THE death warrant for Devizes Snooker Club was signed by councillors last week when they granted owner Brian Foster planning permission to demolish the building and replace it with five town houses.

Though Mr Foster has said he has no immediate plans to carry out the scheme, the approval by Kennet District Council means that the club in Station Road is facing the end of the line.

Council planning officers had recommended that councillors at Thursday's regulatory committee refuse permission for the scheme on the grounds that it would be a loss of a leisure amenity for the town.

But town and district councillor Nigel Carter, who lives close by, asked committee members to consider granting permission to the plan. He said: "This is a 50-year-old bus garage converted to a snooker hall when the interest in the game was at its peak. Enthusiasm for snooker has waned and it is certainly not unique in the town in providing snooker tables to play on.

"The phrase viability and vitality of the town centre is constantly appearing in reports, but there is no measurability of this and I would like to pour scorn and derision on that terminology. There has been no application from the groups that use the snooker hall to retain it."

Coun Ray Parsons, who is also a town councillor, said the snooker club had become run down because of lack of interest in it and Station Road was the scene of rowdy behaviour on Friday and Saturday nights. He said: "Closing the club would improve matters for local residents."

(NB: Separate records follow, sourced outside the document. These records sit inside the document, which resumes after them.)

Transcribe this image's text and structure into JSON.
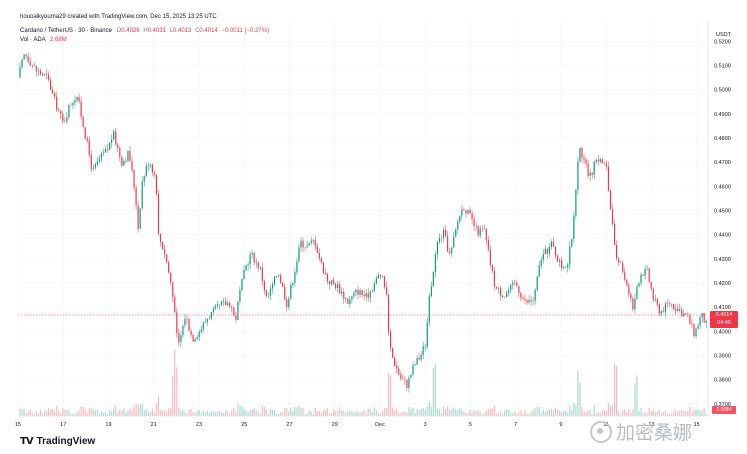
{
  "header": {
    "creator": "houoaikyouma29 created with TradingView.com, Dec 15, 2025 13:25 UTC",
    "symbol": "Cardano / TetherUS · 30 · Binance",
    "open_label": "O",
    "open": "0.4026",
    "high_label": "H",
    "high": "0.4031",
    "low_label": "L",
    "low": "0.4013",
    "close_label": "C",
    "close": "0.4014",
    "change": "−0.0011 (−0.27%)",
    "volume_label": "Vol · ADA",
    "volume": "2.68M"
  },
  "price_tag": {
    "price": "0.4014",
    "countdown": "04:45"
  },
  "volume_tag": "2.68M",
  "logo": "TradingView",
  "watermark": "加密桑娜",
  "colors": {
    "up": "#089981",
    "down": "#f23645",
    "grid": "#f0f3fa",
    "axis_text": "#131722"
  },
  "chart_data": {
    "type": "candlestick",
    "currency": "USDT",
    "y_ticks": [
      "0.5200",
      "0.5100",
      "0.5000",
      "0.4900",
      "0.4800",
      "0.4700",
      "0.4600",
      "0.4500",
      "0.4400",
      "0.4300",
      "0.4200",
      "0.4100",
      "0.4000",
      "0.3900",
      "0.3800",
      "0.3700"
    ],
    "ylim": [
      0.365,
      0.528
    ],
    "x_ticks": [
      "15",
      "17",
      "19",
      "21",
      "23",
      "25",
      "27",
      "29",
      "Dec",
      "3",
      "5",
      "7",
      "9",
      "11",
      "13",
      "15"
    ],
    "x_domain_days": [
      0,
      30.5
    ],
    "grid": true,
    "price_path": [
      [
        0,
        0.505
      ],
      [
        0.3,
        0.515
      ],
      [
        0.8,
        0.508
      ],
      [
        1.3,
        0.505
      ],
      [
        1.6,
        0.496
      ],
      [
        2.0,
        0.486
      ],
      [
        2.3,
        0.494
      ],
      [
        2.6,
        0.498
      ],
      [
        3.0,
        0.48
      ],
      [
        3.3,
        0.466
      ],
      [
        3.6,
        0.471
      ],
      [
        4.0,
        0.476
      ],
      [
        4.2,
        0.482
      ],
      [
        4.6,
        0.47
      ],
      [
        4.9,
        0.474
      ],
      [
        5.2,
        0.456
      ],
      [
        5.3,
        0.442
      ],
      [
        5.5,
        0.463
      ],
      [
        5.8,
        0.471
      ],
      [
        6.1,
        0.463
      ],
      [
        6.2,
        0.44
      ],
      [
        6.5,
        0.432
      ],
      [
        6.8,
        0.418
      ],
      [
        7.0,
        0.4
      ],
      [
        7.1,
        0.394
      ],
      [
        7.4,
        0.407
      ],
      [
        7.7,
        0.397
      ],
      [
        8.0,
        0.4
      ],
      [
        8.4,
        0.406
      ],
      [
        9.0,
        0.411
      ],
      [
        9.4,
        0.412
      ],
      [
        9.6,
        0.404
      ],
      [
        9.8,
        0.416
      ],
      [
        10.1,
        0.428
      ],
      [
        10.3,
        0.432
      ],
      [
        10.7,
        0.426
      ],
      [
        11.0,
        0.413
      ],
      [
        11.5,
        0.425
      ],
      [
        11.9,
        0.411
      ],
      [
        12.2,
        0.424
      ],
      [
        12.5,
        0.437
      ],
      [
        12.8,
        0.435
      ],
      [
        13.1,
        0.438
      ],
      [
        13.4,
        0.428
      ],
      [
        13.7,
        0.421
      ],
      [
        14.1,
        0.419
      ],
      [
        14.6,
        0.412
      ],
      [
        15.0,
        0.417
      ],
      [
        15.4,
        0.414
      ],
      [
        16.0,
        0.424
      ],
      [
        16.3,
        0.416
      ],
      [
        16.4,
        0.394
      ],
      [
        16.6,
        0.388
      ],
      [
        16.9,
        0.381
      ],
      [
        17.2,
        0.378
      ],
      [
        17.5,
        0.386
      ],
      [
        17.8,
        0.39
      ],
      [
        18.0,
        0.395
      ],
      [
        18.2,
        0.415
      ],
      [
        18.5,
        0.436
      ],
      [
        18.8,
        0.441
      ],
      [
        19.1,
        0.431
      ],
      [
        19.5,
        0.448
      ],
      [
        19.7,
        0.452
      ],
      [
        20.0,
        0.447
      ],
      [
        20.3,
        0.441
      ],
      [
        20.6,
        0.442
      ],
      [
        20.9,
        0.427
      ],
      [
        21.1,
        0.418
      ],
      [
        21.5,
        0.415
      ],
      [
        22.0,
        0.42
      ],
      [
        22.4,
        0.412
      ],
      [
        22.8,
        0.413
      ],
      [
        23.1,
        0.43
      ],
      [
        23.6,
        0.436
      ],
      [
        24.0,
        0.427
      ],
      [
        24.3,
        0.428
      ],
      [
        24.5,
        0.44
      ],
      [
        24.7,
        0.465
      ],
      [
        24.8,
        0.479
      ],
      [
        25.0,
        0.47
      ],
      [
        25.3,
        0.464
      ],
      [
        25.6,
        0.472
      ],
      [
        26.0,
        0.468
      ],
      [
        26.2,
        0.45
      ],
      [
        26.4,
        0.432
      ],
      [
        26.7,
        0.426
      ],
      [
        27.0,
        0.417
      ],
      [
        27.2,
        0.409
      ],
      [
        27.5,
        0.424
      ],
      [
        27.8,
        0.425
      ],
      [
        28.1,
        0.413
      ],
      [
        28.4,
        0.408
      ],
      [
        28.8,
        0.412
      ],
      [
        29.2,
        0.409
      ],
      [
        29.6,
        0.406
      ],
      [
        29.9,
        0.399
      ],
      [
        30.2,
        0.407
      ],
      [
        30.5,
        0.4014
      ]
    ],
    "volume_spikes_days": [
      6.9,
      7.0,
      16.4,
      18.4,
      24.8,
      26.4,
      27.3
    ],
    "last_price": 0.4014
  }
}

But Coun Rosemary Cummins said that the town council objected to the plan because of the loss of an amenity and said councillors shouldn't get bogged down in merely considering it as a snooker club. She said: "There could be a wide range of healthy activities taking place in that building."

Councillors agreed to approve the principle of demolishing the building and erecting five town houses, but delegated the negotiations for a sum of money in lieu of providing public open space on the site, as part of a legal agreement.